En octubre se llevó a cabo un golpe contra Carlos Humberto Romero, quien ocupaba
la presidencia desde 1977. Se reanudaron las luchas por el poder entre el Estado
y los revolucionarios. Los ataques militares contra los salvadoreños eran cada
vez más brutales. La Universidad fue allanada nuevamente con tanques, morteros y
cañones; quemaron la biblioteca y, con ella, documentos valiosos. Diversos
organismos internacionales condenaron la violación de los derechos humanos en
El Salvador, en tanto que la Iglesia, encabezada por el arzobispo Óscar Arnulfo
Romero, se comprometía abiertamente con el pueblo y con los inminentes cambios
sociales. Por su parte, Estados Unidos apoyaba militar, política y
económicamente al régimen.
El arzobispo Romero
(foto) trató de levantar el ánimo y de suavizar el proceso
político, oponiéndose a la violencia, a la intromisión norteamericana y a la
barbarie del ejército; en un proceso de adaptación a las nuevas circunstancias
históricas, la Iglesia se sentía amenazada por la oligarquía, el imperialismo y
el descrédito de las masas populares. Romero estaba de acuerdo con la
organización
popular, porque la consideraba como la base para la dignidad humana. Se daba
cuenta de la inutilidad de diálogo con el gobierno. Alertaba a los salvadoreños
de un presupuesto de 20 millones de dólares, provenientes de Estados Unidos,
para entrenar terroristas en tortura y guerra psicológica, para la construcción
de pistas secretas y para sostener a las fuerzas armadas; además sabía de la
existencia de una lista negra de 24 mil personas que el gobierno deseaba
eliminar, tanto en territorio salvadoreña como en el exterior. Romero pedía el
cese de la represión y fue asesinado el 24 de marzo de 1980, al oficiar una misa
en la capilla del hospital de la Divina Providencia. El 30 de marzo, durante su
sepelio, se reunió una inmensa multitud que reafirmó su decisión de luchar
contra el gobierno. Los francotiradores actuaron; la multitud pretendía
refugiarse en la catedral; luego, los cadáveres y heridos se amontonaban.

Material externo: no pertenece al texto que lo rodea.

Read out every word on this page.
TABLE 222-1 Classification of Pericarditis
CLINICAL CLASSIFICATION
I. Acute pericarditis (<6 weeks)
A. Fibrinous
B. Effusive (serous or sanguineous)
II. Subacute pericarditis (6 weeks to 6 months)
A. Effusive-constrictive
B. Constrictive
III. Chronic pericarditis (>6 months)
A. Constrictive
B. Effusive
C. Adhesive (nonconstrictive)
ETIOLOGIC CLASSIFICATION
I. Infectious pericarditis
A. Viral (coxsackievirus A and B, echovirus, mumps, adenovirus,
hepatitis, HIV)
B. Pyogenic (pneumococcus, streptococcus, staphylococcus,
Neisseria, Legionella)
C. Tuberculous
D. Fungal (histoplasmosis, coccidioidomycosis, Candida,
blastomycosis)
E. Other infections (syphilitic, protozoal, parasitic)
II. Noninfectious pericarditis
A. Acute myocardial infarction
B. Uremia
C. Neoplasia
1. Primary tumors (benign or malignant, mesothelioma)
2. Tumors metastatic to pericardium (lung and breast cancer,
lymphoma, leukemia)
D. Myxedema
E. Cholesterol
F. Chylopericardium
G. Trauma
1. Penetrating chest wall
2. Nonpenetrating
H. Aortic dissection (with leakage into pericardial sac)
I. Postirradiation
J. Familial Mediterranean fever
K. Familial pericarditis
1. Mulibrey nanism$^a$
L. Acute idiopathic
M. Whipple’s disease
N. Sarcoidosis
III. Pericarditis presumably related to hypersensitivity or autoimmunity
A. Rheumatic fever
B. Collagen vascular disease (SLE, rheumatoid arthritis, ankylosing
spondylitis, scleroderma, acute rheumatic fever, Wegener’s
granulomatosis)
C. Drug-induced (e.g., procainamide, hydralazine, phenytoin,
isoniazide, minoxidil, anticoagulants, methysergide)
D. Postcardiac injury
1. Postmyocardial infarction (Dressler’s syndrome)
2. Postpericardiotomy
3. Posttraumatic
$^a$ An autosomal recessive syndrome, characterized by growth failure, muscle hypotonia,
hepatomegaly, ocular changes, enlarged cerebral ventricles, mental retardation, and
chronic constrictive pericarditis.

El pueblo aprendió la estrategia revolucionaria y siguió su lucha a pesar de
la represión militar; de sus errores y aciertos aprendió el arte de la
insurrección.
En la década de 1980 el FMLN tomó fuerza. El gobierno trató de establecer el
diálogo y las negociaciones mientras la represión continuaba. En noviembre de
1987, la guerrilla desencadenó una fuerte ofensiva sobra la capital salvadoreña
y los principales departamentos del país, que hizo tambalear el poder de las
fuerzas armadas y del gobierno de Alfredo Cristiani.
En
1990 se reanudó el diálogo de paz con temas negociación como el futuro de las
fuerzas armadas, los derechos humanos, los sistemas judicial y electoral, las
reformas a la constitución, los problemas económicos y sociales, que fueron
verificados por la ONU.
En enero de 1992, en el alcázar del Castillo de Chapultepec en la ciudad de
México, se firmaron los acuerdos de paz, abriéndose así el proceso de
reconciliación sobre la base de una nueva relación basada en la dignidad, la
cooperación y la vida más conveniente para el pueblo salvadoreño.